Meeting date: October 25, 2010

Location: Facebook Palo Alto

Attendees: http://www.meetup.com/Hive-Contributors-Group/calendar/14875663 plus Paul, Ning, Yongqiang, Liyin, Basab

The TLP and bylaws votes passed, so Hive is now officially an Apache top level project! We are going ahead with moving the following resources:

website (now at hive.apache.org)
svn (new trunk location is http://svn.apache.org/repos/asf/hive/trunk); git will follow soon
irc: we are making #hive the official channel on freenode.net (deprecating ##hive)
review board: we will start using the new ASF facility soon
wiki: we are going to move to http://cwiki.apache.org/HIVE, but we still need to work out the migration plan from MoinMoin

The 0.6 release vote passed, so we will wrap up the release and publish it!

Carl Steinbach proposed making 0.7.0 a time-based release (rather than a feature-based release), and that we should start on it soon since a lot of features have already buffered up on trunk since we branched 0.6.0. Ning mentioned some features for Microstrategy ODBC integration that we might want to try to get in. We have a lot of in-progress features such as indexing (currently being worked on by a team of students at Harvey Mudd College as well as some other contributors), so we’ll need to mark some of those as experimental.

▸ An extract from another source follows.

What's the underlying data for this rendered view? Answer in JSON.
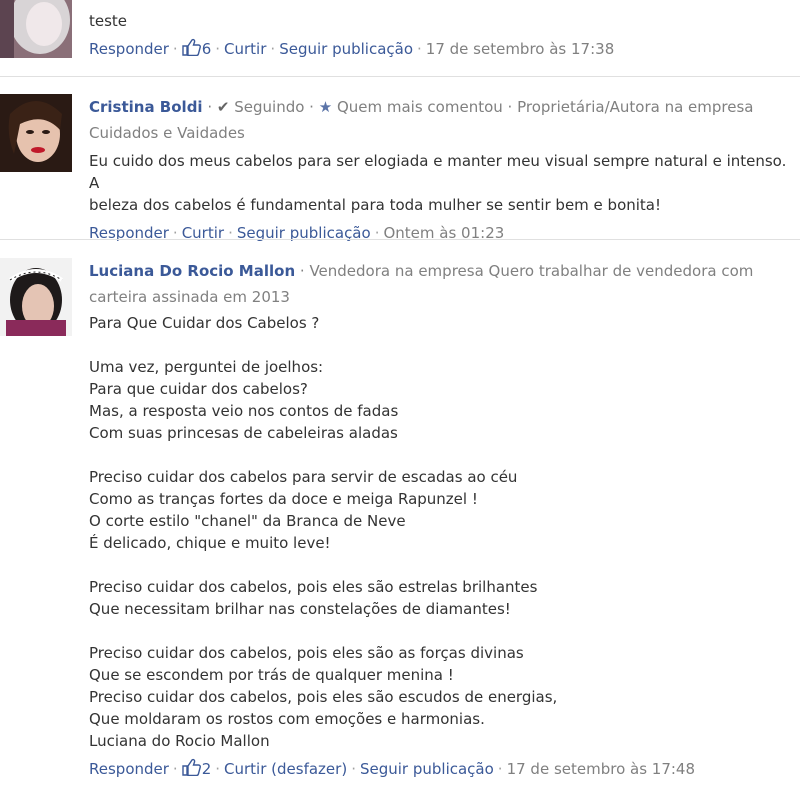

Yongqiang gave a presentation on Facebook’s proposal for adding authorization support to Hive (Powerpoint). This took place in the context of a general discussion on how to make Hadoop-level permissions work with Hive-level permissions. We discussed three different approaches:

Disable Hadoop security and use Hive authorization only. This provides “advisory” authorization only; in other words, users are prevented from accidentally accessing information which they aren’t supposed to see, but nothing prevents a malicious user from circumventing these protections.
Disable Hive authorization and use Hadoop security only (with Hive support for setting the permissions on new files). In this configuration, Hadoop jobs run with the privileges of the invoking user. This is the mode being developed by the Howl team. It is fundamentally incompatible with Hive-enforced features such as column-level authorization and view-level authorization.
Enable Hadoop security and run Hive in server mode only (with authorization enabled), with all Hive files owned by a system user. In this configuration, Hadoop jobs run with the privileges of a system user. This matches the traditional DBMS model where the DBMS owns its files, and anything else requires import/export into user-owned directories. This mode may be incompatible with some existing Hive usages (e.g. pointing EXTERNAL tables at system-owned files).

It was generally agreed that #3 is the ideal configuration, but we’ll be dealing with configurations #1 and #2 for some time while waiting for various pieces to fall into place.

Shyam mentioned some ongoing work on real-time Hadoop that might be an interesting project for Hive collaboration.

Next meeting will be at Cloudera.